Reading is at the center of what voice-actors do. Being able to read well, add vocal color, and apply the right amount of emotion is what makes words pop from the page. Not everybody has this talent, but most people appreciate somebody who reads well. Here are five local possibilities to share what you love to do professionally with people in your community who will truly appreciate it.
1. Community Theater
Shortly after I made the decision to be a full time voice-actor, I joined a community theater. The cool thing about this particular troupe is that it’s all audio. We perform original material monthly in front of a live studio audience and once a year, we reenact old radio dramas. The performances are recorded for later broadcast on the local radio station. Being involved with community theater is a great way to stretch your voice-acting abilities. Check out your local theater and audition for their next play. Start with a small part and make it your own.
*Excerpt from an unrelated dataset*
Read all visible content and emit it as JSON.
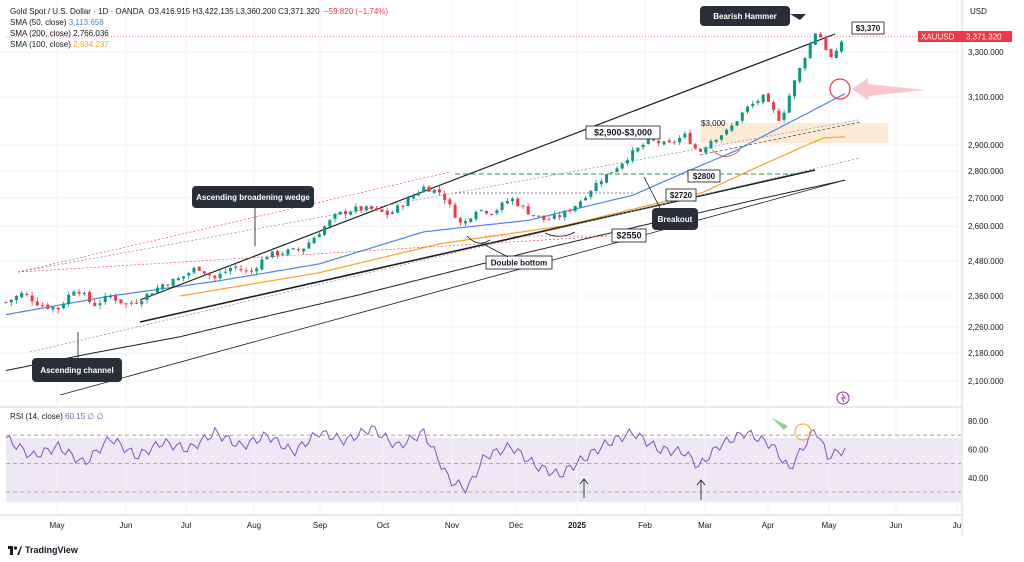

Libraries are constantly looking for talented volunteers to enrich the experience of people who use their services. Most have story hours for young readers and I’ve heard of a few that offer readings from best sellers and newly arrived titles during the evening. The next time you visit your local library, ask the librarian how you can get involved. The key here is to use your voice, so make it clear that’s how you want to volunteer.
If you have children, you know the joy of reading to them and watching their face in amazement as they listen to every word. Show your support for children’s literacy and take that reading opportunity a step further by reading at your local school. Youngsters who don’t have parents that take the time to read to them will truly appreciate your time. Talk with your kid’s teachers or the school principal to find out how you can become involved.
Take your enjoyment of church from the pew to the pulpit. Offer to read from the good book or deliver the sermon. Find an opportunity to engage the congregation in your delivery of the spoken word. After service classes are also a good bet. Sunday school and adult Bible classes may be great opportunities for you to get involved.
5. Read for Those Who Can’t
My grandma lost her eyesight to Macular Degeneration. Before that, she was an artist, seamstress, quilt maker, a lover of crosswords and an avid reader. After losing her sight, she appreciated having somebody read to her. The newspapers, magazines and books that she previously loved to read became available once again. Bedridden patients in hospitals, hospices, and long or short term care facilities will appreciate your willingness to read for them and find your visits enjoyable.
I’m sure there are other opportunities for you to get involved with your community, using your talent as a voice-actor. I’d love to hear about your experiences.